Türkiye’nin bir savaş içinde olduğunu, en yetkili kişiler söylediğine göre, öyledir denebilir mi? Bence denemez. Üstelik bir istiklal yani bağımsızlık savaşında (Independence War) hiç değildir. Çünkü Türkiye yabancı bir ülkeye bağımlı değildir ki, bağımsızlık savaşı versin. Ayrıca Türkiye toprakları üzerinde hak talep eden yabancı bir ülke de yoktur. Herhalde burada kullanılan savaş kelimesi, uluslararası hukukta kullanılan “savaş” sözcüğü ile aynı şeyi ifade etmiyor. Bildiğim kadarıyla “resmen savaş ilan etmeden” savaş başlamış olmuyor.
Yine hatırladığım kadarıyla Türkiye PKK ayaklanmasını bastırmak için başlattığı harekâta “savaş” demekten bilhassa kaçınmıştır. Çünkü eğer verilen mücadeleye savaş denirse, karşı tarafta “suçlu” ve “terörist” yoktur; sadece düşman askerleri vardır. Yakalananlara da yasaları çiğneyen vatandaş muamelesi yapılamaz. Çünkü savaşta yakalananlar “Harp Esiri” olur. Bunlara İngilizcede POW (Prisoners Of War) denir. Bu kişiler yargılanmaz ve ifade vermeye zorlanamaz. Ayrıca hapsedilmezler “Harp Esirleri Kampı”na konulurlar. Barış anlaşması yapılınca da serbest kalır ve ülkelerine dönerler.

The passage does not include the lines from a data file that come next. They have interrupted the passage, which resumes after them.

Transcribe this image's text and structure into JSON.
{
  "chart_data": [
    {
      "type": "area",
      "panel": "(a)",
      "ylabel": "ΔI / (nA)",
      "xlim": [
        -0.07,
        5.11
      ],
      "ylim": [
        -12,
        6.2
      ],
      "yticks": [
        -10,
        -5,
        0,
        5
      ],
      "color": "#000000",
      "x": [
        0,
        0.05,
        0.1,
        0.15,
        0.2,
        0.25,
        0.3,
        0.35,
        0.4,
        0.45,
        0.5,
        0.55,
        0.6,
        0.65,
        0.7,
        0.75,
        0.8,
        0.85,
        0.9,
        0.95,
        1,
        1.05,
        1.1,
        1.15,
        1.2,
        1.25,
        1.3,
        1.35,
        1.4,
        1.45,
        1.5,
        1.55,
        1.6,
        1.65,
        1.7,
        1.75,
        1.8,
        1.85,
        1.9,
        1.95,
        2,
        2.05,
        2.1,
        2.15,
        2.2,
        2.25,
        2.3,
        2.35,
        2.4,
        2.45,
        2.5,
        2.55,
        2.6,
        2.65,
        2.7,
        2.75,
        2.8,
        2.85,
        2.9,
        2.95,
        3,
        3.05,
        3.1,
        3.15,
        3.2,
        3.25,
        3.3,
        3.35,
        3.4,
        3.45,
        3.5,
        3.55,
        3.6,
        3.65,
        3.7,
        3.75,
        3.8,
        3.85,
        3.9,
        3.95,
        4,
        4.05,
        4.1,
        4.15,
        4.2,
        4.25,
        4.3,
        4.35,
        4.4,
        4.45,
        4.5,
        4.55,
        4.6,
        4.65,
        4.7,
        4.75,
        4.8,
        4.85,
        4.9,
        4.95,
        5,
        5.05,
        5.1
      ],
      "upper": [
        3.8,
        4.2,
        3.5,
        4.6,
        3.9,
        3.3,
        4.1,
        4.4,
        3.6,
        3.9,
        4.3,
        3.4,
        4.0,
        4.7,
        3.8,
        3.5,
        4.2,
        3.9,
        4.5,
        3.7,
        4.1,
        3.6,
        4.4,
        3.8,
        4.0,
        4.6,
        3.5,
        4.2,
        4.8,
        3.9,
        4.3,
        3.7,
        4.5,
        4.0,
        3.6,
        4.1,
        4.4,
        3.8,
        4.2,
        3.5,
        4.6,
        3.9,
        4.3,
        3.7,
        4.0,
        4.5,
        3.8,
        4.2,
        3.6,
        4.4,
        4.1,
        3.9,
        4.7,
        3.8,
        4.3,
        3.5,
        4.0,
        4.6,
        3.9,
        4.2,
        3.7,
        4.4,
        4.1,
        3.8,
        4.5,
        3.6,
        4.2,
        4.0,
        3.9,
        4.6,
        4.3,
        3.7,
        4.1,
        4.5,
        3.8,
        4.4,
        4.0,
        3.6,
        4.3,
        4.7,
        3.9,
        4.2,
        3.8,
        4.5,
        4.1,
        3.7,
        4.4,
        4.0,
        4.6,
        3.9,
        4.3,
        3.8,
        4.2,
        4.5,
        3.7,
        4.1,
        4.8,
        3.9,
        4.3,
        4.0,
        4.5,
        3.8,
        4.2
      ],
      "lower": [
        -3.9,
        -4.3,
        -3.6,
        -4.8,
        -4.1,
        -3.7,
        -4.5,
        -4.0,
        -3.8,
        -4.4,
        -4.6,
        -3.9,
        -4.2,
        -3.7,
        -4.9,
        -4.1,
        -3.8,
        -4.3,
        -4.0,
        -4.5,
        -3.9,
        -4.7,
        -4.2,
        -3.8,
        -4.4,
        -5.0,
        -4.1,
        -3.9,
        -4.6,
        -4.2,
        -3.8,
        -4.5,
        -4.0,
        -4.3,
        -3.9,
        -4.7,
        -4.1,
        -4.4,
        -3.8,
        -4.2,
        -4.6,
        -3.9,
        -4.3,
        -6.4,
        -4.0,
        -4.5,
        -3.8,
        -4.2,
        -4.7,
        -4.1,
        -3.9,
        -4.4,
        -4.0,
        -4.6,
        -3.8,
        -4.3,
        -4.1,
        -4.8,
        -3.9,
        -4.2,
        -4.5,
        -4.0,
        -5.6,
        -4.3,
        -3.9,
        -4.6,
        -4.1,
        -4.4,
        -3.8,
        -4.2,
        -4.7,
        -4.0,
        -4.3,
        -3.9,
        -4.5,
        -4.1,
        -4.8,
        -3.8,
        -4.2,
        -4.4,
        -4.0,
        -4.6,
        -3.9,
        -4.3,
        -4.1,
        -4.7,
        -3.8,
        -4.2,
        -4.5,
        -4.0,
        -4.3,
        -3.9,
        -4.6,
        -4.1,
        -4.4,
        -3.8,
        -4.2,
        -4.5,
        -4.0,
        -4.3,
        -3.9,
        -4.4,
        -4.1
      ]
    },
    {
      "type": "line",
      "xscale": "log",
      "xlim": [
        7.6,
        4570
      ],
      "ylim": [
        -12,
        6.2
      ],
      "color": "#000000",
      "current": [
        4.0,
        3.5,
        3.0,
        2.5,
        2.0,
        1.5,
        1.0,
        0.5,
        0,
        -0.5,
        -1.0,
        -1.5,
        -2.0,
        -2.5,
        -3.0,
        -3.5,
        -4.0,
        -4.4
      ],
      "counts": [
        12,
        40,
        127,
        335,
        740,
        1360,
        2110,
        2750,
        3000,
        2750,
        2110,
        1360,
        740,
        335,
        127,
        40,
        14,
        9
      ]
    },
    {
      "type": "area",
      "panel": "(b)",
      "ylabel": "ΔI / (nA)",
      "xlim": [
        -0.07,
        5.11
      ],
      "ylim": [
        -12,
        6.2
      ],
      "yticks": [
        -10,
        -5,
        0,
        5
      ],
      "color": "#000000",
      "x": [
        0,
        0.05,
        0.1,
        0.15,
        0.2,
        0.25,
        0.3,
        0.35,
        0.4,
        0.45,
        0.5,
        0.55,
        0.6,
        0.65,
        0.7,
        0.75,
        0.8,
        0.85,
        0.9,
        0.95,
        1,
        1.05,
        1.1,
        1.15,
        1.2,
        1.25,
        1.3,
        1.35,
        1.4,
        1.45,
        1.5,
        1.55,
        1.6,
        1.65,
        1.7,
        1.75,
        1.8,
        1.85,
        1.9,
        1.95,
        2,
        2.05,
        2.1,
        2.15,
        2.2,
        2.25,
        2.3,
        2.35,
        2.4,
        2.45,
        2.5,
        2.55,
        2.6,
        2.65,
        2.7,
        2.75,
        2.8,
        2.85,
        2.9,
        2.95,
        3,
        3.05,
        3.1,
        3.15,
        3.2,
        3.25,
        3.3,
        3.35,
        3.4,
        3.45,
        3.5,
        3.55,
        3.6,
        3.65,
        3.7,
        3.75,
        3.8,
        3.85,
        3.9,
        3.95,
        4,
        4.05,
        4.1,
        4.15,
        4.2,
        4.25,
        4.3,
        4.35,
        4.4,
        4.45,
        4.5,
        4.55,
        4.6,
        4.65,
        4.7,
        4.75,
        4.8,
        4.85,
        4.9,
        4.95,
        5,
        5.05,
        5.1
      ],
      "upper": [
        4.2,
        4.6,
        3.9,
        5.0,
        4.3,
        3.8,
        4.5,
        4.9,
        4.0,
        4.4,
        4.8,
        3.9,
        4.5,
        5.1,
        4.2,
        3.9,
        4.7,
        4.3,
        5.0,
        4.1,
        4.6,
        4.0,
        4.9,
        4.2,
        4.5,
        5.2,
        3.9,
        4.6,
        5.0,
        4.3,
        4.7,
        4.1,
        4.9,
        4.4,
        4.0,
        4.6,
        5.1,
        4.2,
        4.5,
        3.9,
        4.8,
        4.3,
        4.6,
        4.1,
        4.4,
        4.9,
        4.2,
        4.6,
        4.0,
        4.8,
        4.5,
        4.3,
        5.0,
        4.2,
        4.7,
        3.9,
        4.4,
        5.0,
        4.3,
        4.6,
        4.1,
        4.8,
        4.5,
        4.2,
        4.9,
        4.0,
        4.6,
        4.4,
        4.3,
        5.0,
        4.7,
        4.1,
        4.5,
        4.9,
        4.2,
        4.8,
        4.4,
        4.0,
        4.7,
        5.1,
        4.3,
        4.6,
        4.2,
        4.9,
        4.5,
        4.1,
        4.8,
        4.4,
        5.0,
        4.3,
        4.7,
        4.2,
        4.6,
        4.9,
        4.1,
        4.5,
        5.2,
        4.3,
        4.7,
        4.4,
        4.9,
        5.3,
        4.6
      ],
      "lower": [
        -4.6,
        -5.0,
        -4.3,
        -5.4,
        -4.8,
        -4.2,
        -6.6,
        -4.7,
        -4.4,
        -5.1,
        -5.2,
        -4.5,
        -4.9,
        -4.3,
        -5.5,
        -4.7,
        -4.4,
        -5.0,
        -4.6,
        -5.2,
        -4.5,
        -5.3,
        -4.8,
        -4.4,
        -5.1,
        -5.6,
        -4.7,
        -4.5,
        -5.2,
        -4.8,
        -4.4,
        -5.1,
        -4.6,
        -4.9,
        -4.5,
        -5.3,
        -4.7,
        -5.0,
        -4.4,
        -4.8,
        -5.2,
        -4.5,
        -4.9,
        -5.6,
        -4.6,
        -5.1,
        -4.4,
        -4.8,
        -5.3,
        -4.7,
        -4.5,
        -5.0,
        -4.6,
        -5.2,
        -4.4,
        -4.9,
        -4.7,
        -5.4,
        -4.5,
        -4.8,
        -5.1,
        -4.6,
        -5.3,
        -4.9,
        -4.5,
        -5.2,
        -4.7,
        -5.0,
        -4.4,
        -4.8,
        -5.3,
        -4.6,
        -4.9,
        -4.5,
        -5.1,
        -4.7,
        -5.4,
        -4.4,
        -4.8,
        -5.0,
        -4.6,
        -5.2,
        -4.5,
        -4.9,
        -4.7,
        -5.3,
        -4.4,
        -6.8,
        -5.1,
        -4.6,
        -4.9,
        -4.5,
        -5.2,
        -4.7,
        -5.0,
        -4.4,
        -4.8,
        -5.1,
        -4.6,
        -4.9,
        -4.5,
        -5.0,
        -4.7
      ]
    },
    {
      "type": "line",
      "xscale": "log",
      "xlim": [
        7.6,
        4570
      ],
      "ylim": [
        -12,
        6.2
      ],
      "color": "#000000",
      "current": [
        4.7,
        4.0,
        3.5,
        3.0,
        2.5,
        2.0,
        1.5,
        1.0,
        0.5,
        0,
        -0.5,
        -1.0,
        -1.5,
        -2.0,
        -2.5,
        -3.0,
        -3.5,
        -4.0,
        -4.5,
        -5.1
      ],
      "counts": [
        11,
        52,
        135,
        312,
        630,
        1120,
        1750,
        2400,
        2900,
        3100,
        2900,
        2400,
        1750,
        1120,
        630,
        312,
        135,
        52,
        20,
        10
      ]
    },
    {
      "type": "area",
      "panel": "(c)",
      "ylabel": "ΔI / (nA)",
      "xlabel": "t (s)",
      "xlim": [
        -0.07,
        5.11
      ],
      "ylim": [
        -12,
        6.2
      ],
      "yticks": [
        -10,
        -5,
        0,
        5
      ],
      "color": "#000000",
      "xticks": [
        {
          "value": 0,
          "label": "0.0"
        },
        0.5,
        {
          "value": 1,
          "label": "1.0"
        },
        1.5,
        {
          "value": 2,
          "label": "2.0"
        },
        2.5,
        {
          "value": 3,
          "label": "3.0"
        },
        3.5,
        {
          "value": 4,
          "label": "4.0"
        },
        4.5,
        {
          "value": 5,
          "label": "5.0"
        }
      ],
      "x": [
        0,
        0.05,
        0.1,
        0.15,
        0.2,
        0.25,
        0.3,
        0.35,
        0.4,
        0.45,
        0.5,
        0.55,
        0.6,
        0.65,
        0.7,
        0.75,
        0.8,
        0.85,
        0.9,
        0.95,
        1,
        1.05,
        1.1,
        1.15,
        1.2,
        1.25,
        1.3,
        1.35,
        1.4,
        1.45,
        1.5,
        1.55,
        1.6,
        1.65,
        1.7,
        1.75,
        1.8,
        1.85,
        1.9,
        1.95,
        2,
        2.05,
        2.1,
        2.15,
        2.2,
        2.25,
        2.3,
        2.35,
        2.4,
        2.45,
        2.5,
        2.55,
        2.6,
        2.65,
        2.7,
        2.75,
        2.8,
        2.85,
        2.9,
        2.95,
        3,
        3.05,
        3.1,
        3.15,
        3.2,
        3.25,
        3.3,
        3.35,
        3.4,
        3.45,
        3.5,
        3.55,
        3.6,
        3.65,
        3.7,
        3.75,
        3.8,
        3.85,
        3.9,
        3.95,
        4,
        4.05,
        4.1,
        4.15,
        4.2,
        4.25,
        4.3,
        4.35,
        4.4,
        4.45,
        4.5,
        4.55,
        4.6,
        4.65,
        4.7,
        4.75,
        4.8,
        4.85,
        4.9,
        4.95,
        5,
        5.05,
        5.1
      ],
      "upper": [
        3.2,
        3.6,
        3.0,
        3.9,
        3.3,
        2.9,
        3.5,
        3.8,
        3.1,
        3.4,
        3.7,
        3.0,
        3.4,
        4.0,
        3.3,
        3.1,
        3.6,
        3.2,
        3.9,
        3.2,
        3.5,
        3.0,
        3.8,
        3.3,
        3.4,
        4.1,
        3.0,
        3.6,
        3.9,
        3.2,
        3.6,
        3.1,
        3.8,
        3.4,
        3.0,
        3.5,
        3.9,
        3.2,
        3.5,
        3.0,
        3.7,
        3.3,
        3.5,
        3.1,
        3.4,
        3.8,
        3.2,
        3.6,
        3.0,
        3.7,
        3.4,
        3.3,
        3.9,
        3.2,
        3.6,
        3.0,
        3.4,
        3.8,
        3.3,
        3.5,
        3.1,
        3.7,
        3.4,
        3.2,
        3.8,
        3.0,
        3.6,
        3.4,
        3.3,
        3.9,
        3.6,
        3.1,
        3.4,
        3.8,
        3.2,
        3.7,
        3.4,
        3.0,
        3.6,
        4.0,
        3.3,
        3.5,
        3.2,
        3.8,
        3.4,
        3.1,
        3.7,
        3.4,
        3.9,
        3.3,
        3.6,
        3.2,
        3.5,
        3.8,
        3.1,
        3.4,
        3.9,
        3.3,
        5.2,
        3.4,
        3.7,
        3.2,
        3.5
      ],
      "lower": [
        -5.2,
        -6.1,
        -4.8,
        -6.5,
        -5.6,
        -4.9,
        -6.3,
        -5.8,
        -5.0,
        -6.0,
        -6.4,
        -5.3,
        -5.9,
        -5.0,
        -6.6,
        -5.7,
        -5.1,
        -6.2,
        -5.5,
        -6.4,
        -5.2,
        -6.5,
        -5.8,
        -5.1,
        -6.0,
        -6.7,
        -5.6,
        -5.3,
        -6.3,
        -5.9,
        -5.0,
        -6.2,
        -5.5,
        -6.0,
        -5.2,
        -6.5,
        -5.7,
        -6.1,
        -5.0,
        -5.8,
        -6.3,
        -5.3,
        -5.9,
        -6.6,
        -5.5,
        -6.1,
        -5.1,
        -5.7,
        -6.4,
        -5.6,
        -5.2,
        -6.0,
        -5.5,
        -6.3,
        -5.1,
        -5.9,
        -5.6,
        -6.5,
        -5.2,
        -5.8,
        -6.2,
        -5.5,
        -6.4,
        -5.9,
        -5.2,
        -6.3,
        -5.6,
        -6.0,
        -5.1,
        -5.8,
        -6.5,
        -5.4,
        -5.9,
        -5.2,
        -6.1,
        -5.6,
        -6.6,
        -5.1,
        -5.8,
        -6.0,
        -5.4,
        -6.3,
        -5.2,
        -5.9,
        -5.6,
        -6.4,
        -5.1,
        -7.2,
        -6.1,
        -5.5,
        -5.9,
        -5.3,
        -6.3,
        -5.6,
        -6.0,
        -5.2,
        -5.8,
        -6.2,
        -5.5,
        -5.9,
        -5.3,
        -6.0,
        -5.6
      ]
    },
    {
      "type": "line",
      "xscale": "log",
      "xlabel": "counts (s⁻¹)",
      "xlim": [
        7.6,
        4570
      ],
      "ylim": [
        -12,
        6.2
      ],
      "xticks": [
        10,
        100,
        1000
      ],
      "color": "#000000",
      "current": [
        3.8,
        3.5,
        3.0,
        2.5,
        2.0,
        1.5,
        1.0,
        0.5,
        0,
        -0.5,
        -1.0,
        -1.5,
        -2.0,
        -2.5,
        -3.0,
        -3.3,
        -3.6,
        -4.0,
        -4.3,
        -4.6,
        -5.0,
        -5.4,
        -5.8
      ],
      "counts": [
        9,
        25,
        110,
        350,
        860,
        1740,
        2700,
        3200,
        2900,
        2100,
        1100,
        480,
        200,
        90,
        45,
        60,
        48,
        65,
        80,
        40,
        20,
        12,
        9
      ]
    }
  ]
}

EN KÖTÜ SAVAŞ, İÇ SAVAŞTIR, AĞZIMIZDAN YEL ALSIN

Suriye topraklarındaki askeri harekât, belki savaş sayılabilir. Çünkü orada kendine “İslam Devleti” (eski adı Irak Şam İslam Devleti) diyen bir örgütle savaşıyoruz. Ne mutlu ki; “İslam Devleti”ni, devlet olarak tanıyan herhangi bir devlet yok. Dolayısıyla bu da resmen savaş değildir. Suriye ve Irak’taki operasyonlar, yurt içi güvenlik harekâtının uzantısı bir “sıcak takip” olarak değerlendirilmelidir.
Resmen bir savaş içinde olmamamız, adı ne olursa olsun, fiilen savaştığımız gerçeğini değiştirmez. Ancak bu mücadeleye “iç savaş” diye ad takmak hatadır. Bunu devletin telaffuzu ise daha vahimdir. Savaşların en kötüsü ve en fazla zayiat verilen savaşlar, savaş bittikten sonra “yenenle yenilenin bir arada yaşamaya mecbur olduğu” iç savaşlardır.
Amerikan İç Savaşı’nda (Civil War) ve İspanyol İç Savaşı’nda (Guerra Civil) bu ülkelerde oluşan can kaybı, en büyük dış savaşlarından fazladır. Mesela nüfusunun 30 milyon dolayında olduğu 1860’lı yıllarda ABD’de cereyan eden iç savaşta 650 bin kişi ölmüştür. Buna karşılık nüfusunun 200 milyon olduğu II. Dünya Savaşı’nda ABD’nin kaybı 550 bindir. İspanyol iç savaşında 200 bini çarpışmalarda olmak üzere, 500 bin kişi hayatını kaybetmiştir. İspanya’nın nüfusu o yıllarda 25 milyondur.

ZEYNEP GÜRCANLI

SÖZCÜ’ye katıldığından beri Zeynep Gürcanlı’nın her yazısını dikkatle okuyorum. Gürcanlı, bugün Türkiye’nin en analitik, en dürüst ve en cesur siyaset yazarıdır. Teşekkürler Zeynep Hanım.
Son söz: Mağlup sayılır iç harbin galibi de.